I was going to just use some AVRI Jag pickups I have, then I spoke to Peter Leonard (The Pickup Wizard) about pickups for my next project...
...and he's wound me a set of AlnicoIII jag pickups for the bridge and middle, and an AlnicoV one for the neck.
That project will be a long time in the making, so in the meantime I'll have two of those pickups in this. I've just put a pair of his CBS JM pickups in my Jazzmaster and they're amazing. Bloody cheap, too, considering. $140 shipped to the UK for the 3 Jag pickups.
Dead spider aside, the colour is fantastic. Great job spraying it. The entire neck looks great, but I particularly like the binding and the headstock detail. Very nicely done on both.
One thing I like about your photos is you take the effort to accentuate the parts that us guitar nerds like. The neatness of the routing or the different shades of the colour. Most people tend to take guitar photos in a way that would make the average person think it's a nice photo. Yours do that to some extent but they mostly unapologetically say 'this one is for all you guitar nerds out there on the internet'.

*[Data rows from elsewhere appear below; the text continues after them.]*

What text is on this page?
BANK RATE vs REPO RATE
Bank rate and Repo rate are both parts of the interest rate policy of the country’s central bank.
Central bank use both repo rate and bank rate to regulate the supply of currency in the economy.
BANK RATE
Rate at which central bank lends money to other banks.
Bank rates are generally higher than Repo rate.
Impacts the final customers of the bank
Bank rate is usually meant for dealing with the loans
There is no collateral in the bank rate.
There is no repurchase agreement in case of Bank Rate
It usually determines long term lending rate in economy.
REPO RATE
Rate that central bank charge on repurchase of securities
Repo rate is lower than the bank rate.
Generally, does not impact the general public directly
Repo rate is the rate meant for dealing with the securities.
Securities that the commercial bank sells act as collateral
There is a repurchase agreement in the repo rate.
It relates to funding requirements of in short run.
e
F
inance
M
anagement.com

I'll just give you guys a quick photo update on this one. I strung it up with a prototype guard, then didn't have chance to do anything with it for a few months. Now I've made it a new anodised aluminium guard, I've replaced the green on the headstock with black, and it's just waiting on some white tuners and I'll be done:
The 1Meg push-pull on the volume knob is a jag-style bass-cut, and the one on the tone knob is a phase switch for the bridge pickup. The rotary does bridge/parallel/neck/series. Otherwise it's stock Jag wiring.
lorez wrote:it looks great but what happened to the middle pickup you were planning?
In that picture at the top? That's a completely different guitar - a replica of a Yamaha SG-3 I'm planning. That was what I originally bought these Peter Leonard pickups I'm using for, but I've stolen them for this in the meantime.
This is my first time reading this thread and may I just say, that is an amazing looking guitar. Really great work man.
Doog wrote:"And every day after high school, the young Kurt would sit down with his soldering iron and oscilloscope, to work on what come to be known as the Boss DS-1, the world's first guitar distortion pedal."
Couldn't for the life of me find conversion bushings to fit 1/4" Kluson shafts in my 10mm F-tuner holes, so I've just had to drill some 6mm ones out to fit:
Result:
Just needs the neck back on and stringing up now - completed pics later today, all being well.